Steve Crocker introduces Bellovin, "incredibly smart guy." Topic: Architectural issues.

Offering help to people who enter bad domain names is a fine thing. Doing it at the center of the net inherently leads to problems.

Directories vs. lookups. DNS not built as directory, but as lookup service. Query leads to predictable answer. Human beings want directory services. Programs design on DNS' lookup service character. Surprising results -- programs no longer do what you expect. From architectural perspective, pre-emption more serious. Internet: Empower endpoints, not middle. Old networks: Intelligence in the network. Internet: Smart edge, dumb center. Want to make sure that center does as little as possible, so it does not prevent ends from doing the right thing in a particular context. Wildcards at this level disable edge from doing what's appropriate. TLD wildcards worked more-or-less adequately for (most) Web work and ordinary email. Wildcards not well-tested for non-email protocols.

What about other protocols? Hourglass model. "Everything over IP, IP over everything." IP over avian carriers, signal drums. Layer new protocols on top of IP and transport protocols. Fundamental reason for layering: Innovation. IETF doesn't invent most services. (Skipping some remarks about [not] layering things on top of HTTP.)

Did not need cooperation from ISPs, IETF to deploy web. More recently: Peer-to-peer. New service that did not come from the center. It came because college students had bright idea and were able to deploy it. Next killer app is going to ocome from the edge, and must be usable without cooperation.
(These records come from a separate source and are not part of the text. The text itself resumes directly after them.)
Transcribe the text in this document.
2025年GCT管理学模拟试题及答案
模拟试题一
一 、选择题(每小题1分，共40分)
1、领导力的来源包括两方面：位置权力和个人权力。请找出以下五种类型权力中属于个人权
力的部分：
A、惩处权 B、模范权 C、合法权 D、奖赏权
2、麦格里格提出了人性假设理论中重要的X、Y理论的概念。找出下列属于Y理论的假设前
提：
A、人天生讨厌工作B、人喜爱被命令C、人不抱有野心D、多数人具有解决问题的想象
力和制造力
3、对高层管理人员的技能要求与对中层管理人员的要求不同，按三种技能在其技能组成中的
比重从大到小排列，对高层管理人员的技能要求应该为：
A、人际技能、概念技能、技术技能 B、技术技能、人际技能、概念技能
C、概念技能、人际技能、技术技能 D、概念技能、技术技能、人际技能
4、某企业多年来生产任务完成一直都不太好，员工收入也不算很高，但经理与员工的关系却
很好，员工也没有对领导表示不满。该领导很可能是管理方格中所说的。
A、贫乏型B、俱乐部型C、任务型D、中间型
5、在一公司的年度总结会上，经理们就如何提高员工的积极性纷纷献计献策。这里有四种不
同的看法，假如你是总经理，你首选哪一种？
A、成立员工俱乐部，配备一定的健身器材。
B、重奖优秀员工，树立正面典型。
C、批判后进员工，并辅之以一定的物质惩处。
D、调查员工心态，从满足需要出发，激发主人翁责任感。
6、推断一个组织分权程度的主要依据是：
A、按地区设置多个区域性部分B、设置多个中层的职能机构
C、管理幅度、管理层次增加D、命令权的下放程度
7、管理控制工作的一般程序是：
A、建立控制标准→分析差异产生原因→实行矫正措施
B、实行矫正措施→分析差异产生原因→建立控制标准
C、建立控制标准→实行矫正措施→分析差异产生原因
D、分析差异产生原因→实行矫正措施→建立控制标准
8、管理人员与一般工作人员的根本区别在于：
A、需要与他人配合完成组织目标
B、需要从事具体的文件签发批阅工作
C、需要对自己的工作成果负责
Center of the net must stay out of the way of innovation.

Wildcards break things because DNS does not know what application the user wants. Does not know what service user will use. Semantics of what DNS returns matches expectations at IP level. This does not mean we don't want directory service. DNS is just not the right place to implement it. Wildcard optimized for one service will often work poorly or not at all for other services.

Even simple services may be complex.

Problems for e-mail -- even there implications aren't understood, and that's the service for which wildcards were designed. New protocols?

Don't quarrel with goal, quarrel with implementations.

Conclusions: Internet built on set of architectural assumptions. Architecture fostered innovation.

End of presentation. No question. Crocker: Lunch-time effect or everybody compelled?